We at PFT monitor every single report about player signings around the NFL, and we haven’t had a post about Griffin since the day he was cut by the Browns, on March 10. We’ve mentioned Griffin a handful of times, but generally in passing when listing veteran quarterbacks who are available. There hasn’t been so much as a rumor of a team that might bring him in for a workout, or a visit, or offer him a league-minimum contract.

Griffin’s immense talent made him the second overall pick and the rookie of the year in 2012. His knee injury that postseason may have permanently changed him as a player, but what would be the harm in offering him a camp-arm contract and letting him show if he still has something left?

There are no questions about whether Griffin can keep his mouth shut and avoid being a distraction as a backup, because that’s exactly what he did in his last season in Washington. He was benched for Kirk Cousins in the preseason, never played a down all year, and also never complained in the media or made the kinds of headlines that coaches don’t want their backup quarterbacks to make. Griffin hasn’t been arrested or otherwise been in off-field trouble, and his social media presence consists of things like welcoming his newborn daughter into the world and announcing that his foundation has given money to support an injured firefighter.

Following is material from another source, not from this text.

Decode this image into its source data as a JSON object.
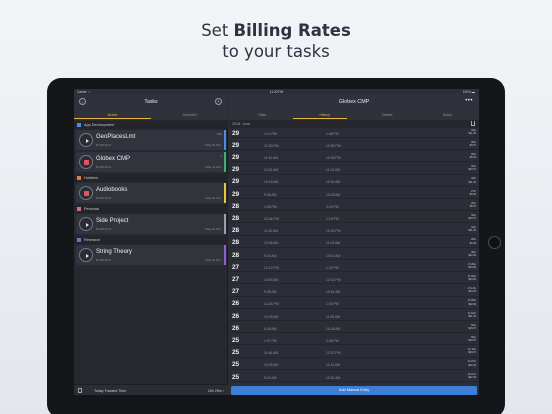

He conducts himself exactly the way teams want players to conduct themselves off the field.

And yet Griffin remains unemployed, with training camps fast approaching. Griffin wasn’t particularly good in Cleveland last year, but he was no worse than Josh McCown, who managed to get a $6 million salary this year with the Jets. Among the quarterbacks who have shown significantly less upside than Griffin but have managed to sign with new teams this offseason are Mark Sanchez, Nick Foles, Josh Johnson, Aaron Murray, Case Keenum, Geno Smith, David Fales, T.J. Yates, EJ Manuel, Matt McGloin, Blaine Gabbert and Austin Davis. If you’re an NFL coach and your starting quarterback goes down, would you really rather turn to Murray, Manuel or McGloin than Griffin?

Apparently some coaches would. And so Griffin will have to hope the call that hasn’t come yet comes some time before the start of the season.